Jefferson County Commissioners approved the county’s salary administration policy updates that were proposed by HR Manager Rebecca Squires during their meeting on Nov. 15.

According to Squires, these updates were to handle some deficiencies seen within the departments.

One of the aspects Squires brought up was temporary and seasonal employees. Squires mentioned the idea is, when a department hires a temporary/seasonal employee, they look for what a good base rate is. For example, $8 an hour would be a base rate, and that would be their Step 1 for that position.

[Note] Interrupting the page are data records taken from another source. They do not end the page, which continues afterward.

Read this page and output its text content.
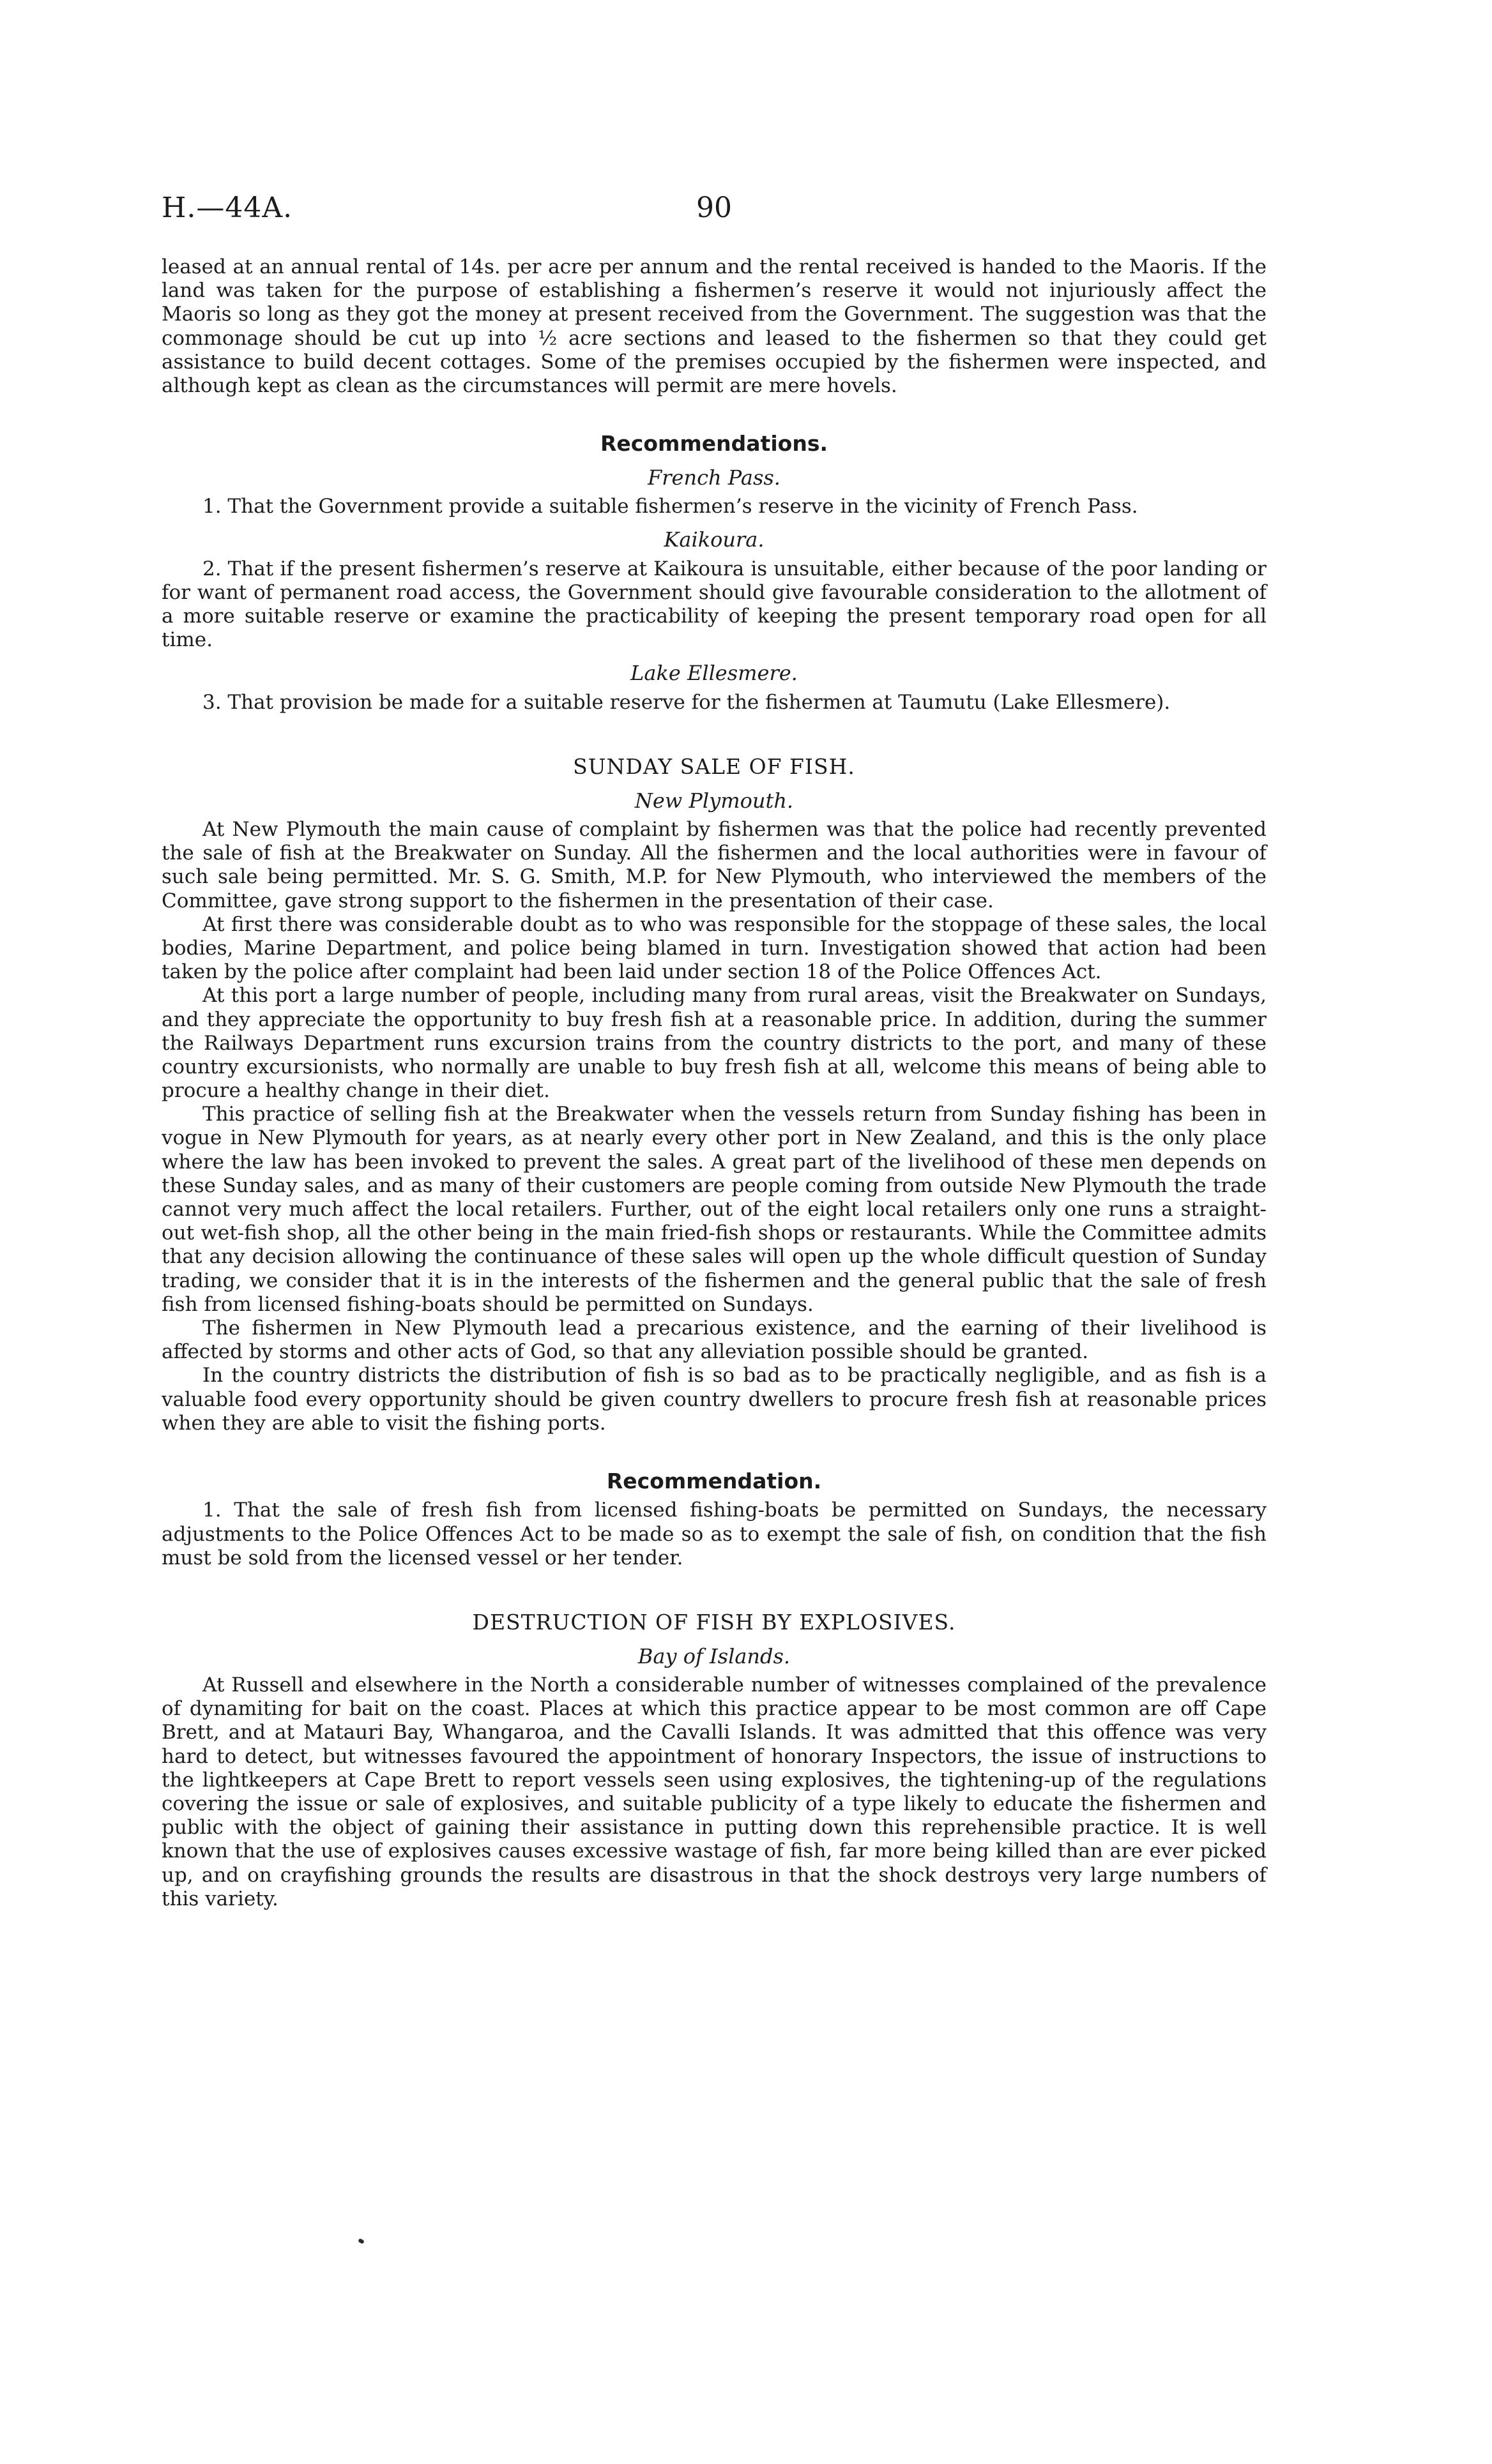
H.—44A.	90

leased at an annual rental of 14s. per acre per annum and the rental received is handed to the Maoris. If the land was taken for the purpose of establishing a fishermen’s reserve it would not injuriously affect the Maoris so long as they got the money at present received from the Government. The suggestion was that the commonage should be cut up into ½ acre sections and leased to the fishermen so that they could get assistance to build decent cottages. Some of the premises occupied by the fishermen were inspected, and although kept as clean as the circumstances will permit are mere hovels.

Recommendations.
French Pass.

1. That the Government provide a suitable fishermen’s reserve in the vicinity of French Pass.

Kaikoura.

2. That if the present fishermen’s reserve at Kaikoura is unsuitable, either because of the poor landing or for want of permanent road access, the Government should give favourable consideration to the allotment of a more suitable reserve or examine the practicability of keeping the present temporary road open for all time.

Lake Ellesmere.

3. That provision be made for a suitable reserve for the fishermen at Taumutu (Lake Ellesmere).

SUNDAY SALE OF FISH.
New Plymouth.

At New Plymouth the main cause of complaint by fishermen was that the police had recently prevented the sale of fish at the Breakwater on Sunday. All the fishermen and the local authorities were in favour of such sale being permitted. Mr. S. G. Smith, M.P. for New Plymouth, who interviewed the members of the Committee, gave strong support to the fishermen in the presentation of their case.

At first there was considerable doubt as to who was responsible for the stoppage of these sales, the local bodies, Marine Department, and police being blamed in turn. Investigation showed that action had been taken by the police after complaint had been laid under section 18 of the Police Offences Act.

At this port a large number of people, including many from rural areas, visit the Breakwater on Sundays, and they appreciate the opportunity to buy fresh fish at a reasonable price. In addition, during the summer the Railways Department runs excursion trains from the country districts to the port, and many of these country excursionists, who normally are unable to buy fresh fish at all, welcome this means of being able to procure a healthy change in their diet.

This practice of selling fish at the Breakwater when the vessels return from Sunday fishing has been in vogue in New Plymouth for years, as at nearly every other port in New Zealand, and this is the only place where the law has been invoked to prevent the sales. A great part of the livelihood of these men depends on these Sunday sales, and as many of their customers are people coming from outside New Plymouth the trade cannot very much affect the local retailers. Further, out of the eight local retailers only one runs a straight-out wet-fish shop, all the other being in the main fried-fish shops or restaurants. While the Committee admits that any decision allowing the continuance of these sales will open up the whole difficult question of Sunday trading, we consider that it is in the interests of the fishermen and the general public that the sale of fresh fish from licensed fishing-boats should be permitted on Sundays.

The fishermen in New Plymouth lead a precarious existence, and the earning of their livelihood is affected by storms and other acts of God, so that any alleviation possible should be granted.

In the country districts the distribution of fish is so bad as to be practically negligible, and as fish is a valuable food every opportunity should be given country dwellers to procure fresh fish at reasonable prices when they are able to visit the fishing ports.

Recommendation.

1. That the sale of fresh fish from licensed fishing-boats be permitted on Sundays, the necessary adjustments to the Police Offences Act to be made so as to exempt the sale of fish, on condition that the fish must be sold from the licensed vessel or her tender.

DESTRUCTION OF FISH BY EXPLOSIVES.
Bay of Islands.

At Russell and elsewhere in the North a considerable number of witnesses complained of the prevalence of dynamiting for bait on the coast. Places at which this practice appear to be most common are off Cape Brett, and at Matauri Bay, Whangaroa, and the Cavalli Islands. It was admitted that this offence was very hard to detect, but witnesses favoured the appointment of honorary Inspectors, the issue of instructions to the lightkeepers at Cape Brett to report vessels seen using explosives, the tightening-up of the regulations covering the issue or sale of explosives, and suitable publicity of a type likely to educate the fishermen and public with the object of gaining their assistance in putting down this reprehensible practice. It is well known that the use of explosives causes excessive wastage of fish, far more being killed than are ever picked up, and on crayfishing grounds the results are disastrous in that the shock destroys very large numbers of this variety.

If the base rate is lower than a grade, then raises can’t occur anymore often than every six months and increases would be limited to no more than 2% of the current rate.

According to Squires, the reason 2% was selected was because she looked at the Step and Grade charts and determined what the average increase was.

“This equalizes and normalizes what we are doing with our seasonal employees,” said Squires.

Commissioner Scott Hancock stated this gives the county structure in their seasonal employment positions. Hancock thinks, since they have seasonal employees, they don’t know how good they are going to be or their responsibilities, so they can then then be regraded.

Commissioner Roger Clark reaffirmed, if someone can do more and turns out they can meet the expectations, then that person could be given a raise. Clark said, right now, it’s difficult to hire someone for work, let alone get someone to work for $8.

Squires stated the reason they have a Step and Grade is so people are paid based on their merits, and also so no one is playing favorites.

Clark stated they need to be careful when they hire someone, if they get involved with more things, there needs to be changes to their pay.

According to Squires, they could do a wage study to see what the current rate is to hire someone.

“If you have a good employee who is self-motivated, and does whatever you ask, a $1 increase isn’t a lot,” Clark said.

According to the county’s hiring policy, Squires said they don’t have to hire someone on a Step 1, based on their experience; they could hire someone up to a Step 5.

Squires also made the point that employees who have been working for the county for a while may feel frustrated if they hear a seasonal employee received a $1 an hour increase though the county’s employee has been working for several years.

The commissioners then agreed to have a seasonal employee receive a 5% increase every two months as a raise. Squires clarified that it will not be mandated, but it can be used at the discretion of the employer and the qualifications of the employee.